Música: “Comando Doce”, de Juracy Tavares e Ulisses Castro

Dalila Santos de Oliveira

Dalila Santos de Oliveira. 42ª Noite da Beleza Negra. Ilê Aiyê. Foto Jefferson Dias.

*É a primeira vez que Dalila Santos de Oliveira, 20 anos, concorre ao posto de Rainha do Ilê Aiyê, embora a vontade tenha surgido ainda na infância, quando chamava a atenção ao dançar. “Uma vez estava dançando no bloco e as pessoas ficavam olhando. E minha madrinha sempre quis que eu participasse, me colocou no concurso deste ano, e acho que estou preparada”.

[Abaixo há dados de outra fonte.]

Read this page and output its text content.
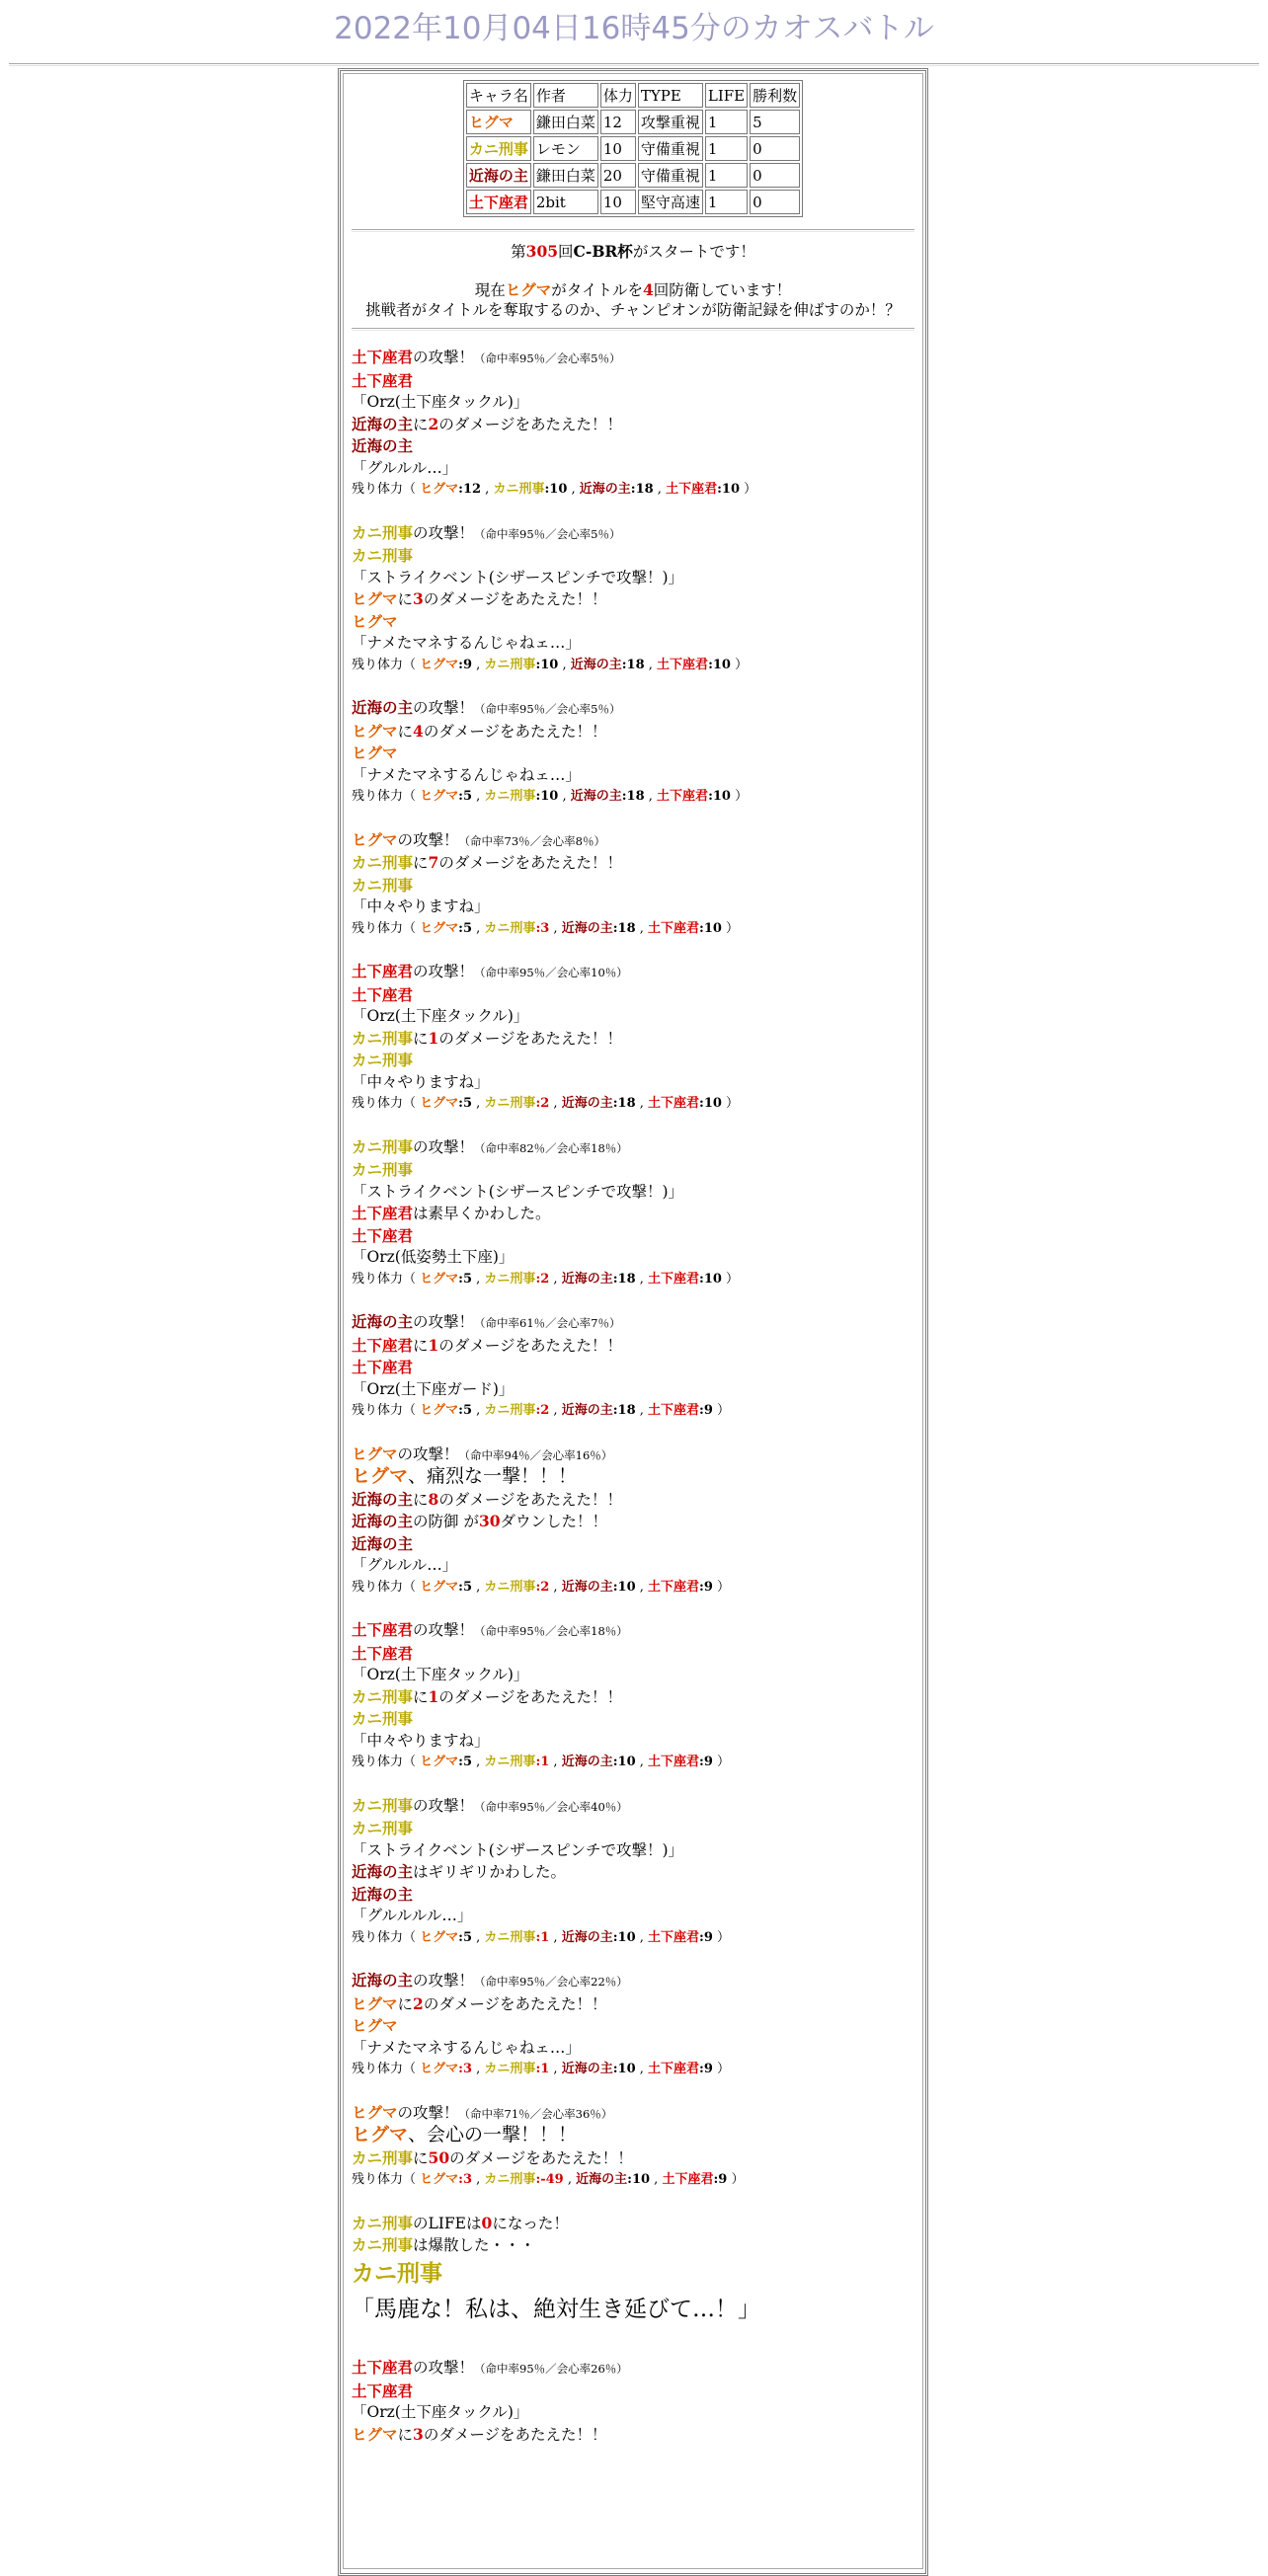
2022年10月04日16時45分のカオスバトル
キャラ名	作者	体力	TYPE	LIFE	勝利数
ヒグマ	鎌田白菜	12	攻撃重視	1	5
カニ刑事	レモン	10	守備重視	1	0
近海の主	鎌田白菜	20	守備重視	1	0
土下座君	2bit	10	堅守高速	1	0
第305回C-BR杯がスタートです！
現在ヒグマがタイトルを4回防衛しています！
挑戦者がタイトルを奪取するのか、チャンピオンが防衛記録を伸ばすのか！？
土下座君の攻撃！（命中率95％／会心率5％）
土下座君
「Orz(土下座タックル)」
近海の主に2のダメージをあたえた！！
近海の主
「グルルル…」
残り体力（ ヒグマ:12 , カニ刑事:10 , 近海の主:18 , 土下座君:10 ）
カニ刑事の攻撃！（命中率95％／会心率5％）
カニ刑事
「ストライクベント(シザースピンチで攻撃！)」
ヒグマに3のダメージをあたえた！！
ヒグマ
「ナメたマネするんじゃねェ…」
残り体力（ ヒグマ:9 , カニ刑事:10 , 近海の主:18 , 土下座君:10 ）
近海の主の攻撃！（命中率95％／会心率5％）
ヒグマに4のダメージをあたえた！！
ヒグマ
「ナメたマネするんじゃねェ…」
残り体力（ ヒグマ:5 , カニ刑事:10 , 近海の主:18 , 土下座君:10 ）
ヒグマの攻撃！（命中率73％／会心率8％）
カニ刑事に7のダメージをあたえた！！
カニ刑事
「中々やりますね」
残り体力（ ヒグマ:5 , カニ刑事:3 , 近海の主:18 , 土下座君:10 ）
土下座君の攻撃！（命中率95％／会心率10％）
土下座君
「Orz(土下座タックル)」
カニ刑事に1のダメージをあたえた！！
カニ刑事
「中々やりますね」
残り体力（ ヒグマ:5 , カニ刑事:2 , 近海の主:18 , 土下座君:10 ）
カニ刑事の攻撃！（命中率82％／会心率18％）
カニ刑事
「ストライクベント(シザースピンチで攻撃！)」
土下座君は素早くかわした。
土下座君
「Orz(低姿勢土下座)」
残り体力（ ヒグマ:5 , カニ刑事:2 , 近海の主:18 , 土下座君:10 ）
近海の主の攻撃！（命中率61％／会心率7％）
土下座君に1のダメージをあたえた！！
土下座君
「Orz(土下座ガード)」
残り体力（ ヒグマ:5 , カニ刑事:2 , 近海の主:18 , 土下座君:9 ）
ヒグマの攻撃！（命中率94％／会心率16％）
ヒグマ、痛烈な一撃！！！
近海の主に8のダメージをあたえた！！
近海の主の防御 が30ダウンした！！
近海の主
「グルルル…」
残り体力（ ヒグマ:5 , カニ刑事:2 , 近海の主:10 , 土下座君:9 ）
土下座君の攻撃！（命中率95％／会心率18％）
土下座君
「Orz(土下座タックル)」
カニ刑事に1のダメージをあたえた！！
カニ刑事
「中々やりますね」
残り体力（ ヒグマ:5 , カニ刑事:1 , 近海の主:10 , 土下座君:9 ）
カニ刑事の攻撃！（命中率95％／会心率40％）
カニ刑事
「ストライクベント(シザースピンチで攻撃！)」
近海の主はギリギリかわした。
近海の主
「グルルルル…」
残り体力（ ヒグマ:5 , カニ刑事:1 , 近海の主:10 , 土下座君:9 ）
近海の主の攻撃！（命中率95％／会心率22％）
ヒグマに2のダメージをあたえた！！
ヒグマ
「ナメたマネするんじゃねェ…」
残り体力（ ヒグマ:3 , カニ刑事:1 , 近海の主:10 , 土下座君:9 ）
ヒグマの攻撃！（命中率71％／会心率36％）
ヒグマ、会心の一撃！！！
カニ刑事に50のダメージをあたえた！！
残り体力（ ヒグマ:3 , カニ刑事:-49 , 近海の主:10 , 土下座君:9 ）
カニ刑事のLIFEは0になった！
カニ刑事は爆散した・・・
カニ刑事
「馬鹿な！私は、絶対生き延びて…！」
土下座君の攻撃！（命中率95％／会心率26％）
土下座君
「Orz(土下座タックル)」
ヒグマに3のダメージをあたえた！！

Música: “Negra Fulô”, de Amilton Lopes

Daiane de Souza Conceição

Daiane de Souza Conceição. 42ª Noite da Beleza Negra. Ilê Aiyê. Foto Jefferson Dias.

*Daiane de Souza Conceição investe no sonho de ser Deusa do Ébano há cinco edições do evento. Já foi Rainha Malê Debalê, em 2013, e agora retoma o antigo desejo de guiar o desfile do Mais Belo dos Belos. “Cada ano é uma vivência diferente. É uma história diferente, um caminho diferente. É como se fosse a primeira vez sempre, por conta da trajetória nova que a gente tem que construir em cada concurso, e quero dar seguimento a isso”.

Música: “Só o pensamento”, de Reizinho

Ingride Silva do Nascimento

Ingride Silva do Nascimento. 42ª Noite da Beleza Negra. Ilê Aiyê. Foto Jefferson Dias.

*Ingride Silva do Nascimento (Ingride Silva), 30 anos, entrou para a primeira seletiva sem expectativa de avançar. Só passou a acreditar numa possível vitória com a confirmação do seu nome com o passar das etapas. “Para quem dança, passar no concurso da Deusa do Ébano é como ser aprovada em uma faculdade. É uma vitória e uma conquista para a vida”.

Música: “Canto sideral”, de Julinho Magaiver, Guzza e Elói Estrela

Jamile Fátima de Oliveira Santos

Jamile Fátima de Oliveira Santos. 42ª Noite da Beleza Negra. Ilê Aiyê. Foto Jefferson Dias.

*É grande a expectativa da família de Jamile Fátima de Oliveira Santos, 35 anos, que se inscreveu no concurso para ser a Rainha do Ilê Aiyê pela segunda vez. Para ela, o bloco é referência em diversos aspectos e o título representa uma grande oportunidade. “O Ilê é a nossa base de formação identitária e de afirmação do que somos culturalmente, o que possibilita essa grande visibilidade, que pode ser aproveitada para o nosso crescimento e propagação do que o bloco realiza ao longo do ano”.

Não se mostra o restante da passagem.